When should I get tested for a taurine deficiency?

You may want to consider being tested for a taurine deficiency if you have any of the symptoms noted above. You may also want to consider being tested if you are under heavy physical demands, or if you suspect intestinal, immune system or liver problems.

Animal and fish protein, eggs and brewer’s yeast are some of the best dietary sources for ensuring adequate amounts of taurine. According to Dr. Leonard Smith, surgeon and expert in the use of nutrition and natural supplementation, the most accurate test for taurine is a whole blood test.

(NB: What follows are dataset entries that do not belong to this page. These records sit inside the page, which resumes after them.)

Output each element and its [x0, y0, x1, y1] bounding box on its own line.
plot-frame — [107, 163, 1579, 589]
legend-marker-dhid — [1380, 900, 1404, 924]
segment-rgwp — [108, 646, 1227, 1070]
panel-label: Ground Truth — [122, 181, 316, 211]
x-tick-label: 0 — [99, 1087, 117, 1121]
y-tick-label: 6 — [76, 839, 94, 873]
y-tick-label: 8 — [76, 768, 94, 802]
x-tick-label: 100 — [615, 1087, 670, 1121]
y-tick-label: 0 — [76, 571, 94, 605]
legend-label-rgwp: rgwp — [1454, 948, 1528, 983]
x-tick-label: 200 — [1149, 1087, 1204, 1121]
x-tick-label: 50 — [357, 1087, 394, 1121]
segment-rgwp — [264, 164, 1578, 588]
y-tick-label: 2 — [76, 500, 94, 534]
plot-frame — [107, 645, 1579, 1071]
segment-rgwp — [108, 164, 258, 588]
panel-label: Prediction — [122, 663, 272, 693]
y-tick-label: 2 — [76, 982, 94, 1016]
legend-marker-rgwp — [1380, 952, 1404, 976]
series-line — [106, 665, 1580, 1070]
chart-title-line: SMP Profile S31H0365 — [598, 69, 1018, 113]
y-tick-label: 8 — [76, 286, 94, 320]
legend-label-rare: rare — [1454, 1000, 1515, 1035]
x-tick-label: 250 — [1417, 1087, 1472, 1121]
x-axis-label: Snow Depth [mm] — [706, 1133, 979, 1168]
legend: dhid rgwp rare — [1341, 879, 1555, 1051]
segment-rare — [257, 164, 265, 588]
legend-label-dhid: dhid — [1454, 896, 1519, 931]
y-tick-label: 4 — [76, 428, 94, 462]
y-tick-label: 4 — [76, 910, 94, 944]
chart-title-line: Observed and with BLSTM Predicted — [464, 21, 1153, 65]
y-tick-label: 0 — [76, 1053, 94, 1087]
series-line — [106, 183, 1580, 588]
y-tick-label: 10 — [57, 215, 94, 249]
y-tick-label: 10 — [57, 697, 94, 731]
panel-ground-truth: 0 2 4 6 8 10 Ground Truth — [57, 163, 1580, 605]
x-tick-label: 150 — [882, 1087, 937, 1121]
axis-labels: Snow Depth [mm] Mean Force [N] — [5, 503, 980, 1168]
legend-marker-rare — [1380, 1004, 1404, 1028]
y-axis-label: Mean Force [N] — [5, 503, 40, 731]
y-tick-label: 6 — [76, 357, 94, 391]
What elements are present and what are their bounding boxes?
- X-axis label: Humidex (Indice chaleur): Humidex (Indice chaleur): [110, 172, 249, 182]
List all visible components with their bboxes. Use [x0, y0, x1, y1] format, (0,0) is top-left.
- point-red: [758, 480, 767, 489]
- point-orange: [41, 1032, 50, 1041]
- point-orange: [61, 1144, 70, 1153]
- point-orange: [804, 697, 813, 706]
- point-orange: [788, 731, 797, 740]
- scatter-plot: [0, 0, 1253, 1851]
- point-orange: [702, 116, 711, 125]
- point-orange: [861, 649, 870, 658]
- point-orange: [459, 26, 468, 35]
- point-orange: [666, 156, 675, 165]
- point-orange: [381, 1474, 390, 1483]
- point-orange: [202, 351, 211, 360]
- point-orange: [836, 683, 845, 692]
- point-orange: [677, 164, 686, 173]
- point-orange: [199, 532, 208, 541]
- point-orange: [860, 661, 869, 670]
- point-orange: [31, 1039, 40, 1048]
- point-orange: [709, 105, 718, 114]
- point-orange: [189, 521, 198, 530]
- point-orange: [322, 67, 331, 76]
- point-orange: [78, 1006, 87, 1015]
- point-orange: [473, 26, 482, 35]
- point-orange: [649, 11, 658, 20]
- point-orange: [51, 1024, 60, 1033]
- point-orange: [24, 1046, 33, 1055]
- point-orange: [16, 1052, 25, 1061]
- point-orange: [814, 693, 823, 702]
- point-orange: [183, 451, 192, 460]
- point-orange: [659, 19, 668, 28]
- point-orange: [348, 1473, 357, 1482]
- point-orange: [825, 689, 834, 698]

He suggests expectant mothers and breastfeeding mothers should also be tested. Taurine deficiency can be particularly risky for fetuses and newborns.

What are the best recommendations for supplementation? Dr. Smith notes that recommended supplemental dosages of taurine range from 500 mg to 6 g. Signs of toxicity from too much taurine are peptic ulcers and diarrhea.

The recommended dosage for adults is 13-16 mg. per 2.2 lbs. of bodyweight. Infants and small children need only take 27-58 mg. per 2.2 lbs. of body weight.

Keep in mind, certain health conditions will warrant different dosages. For example, if you suffer from heart disease, you will want to take 5 to 6 grams of a taurine supplement, divided into three dosages.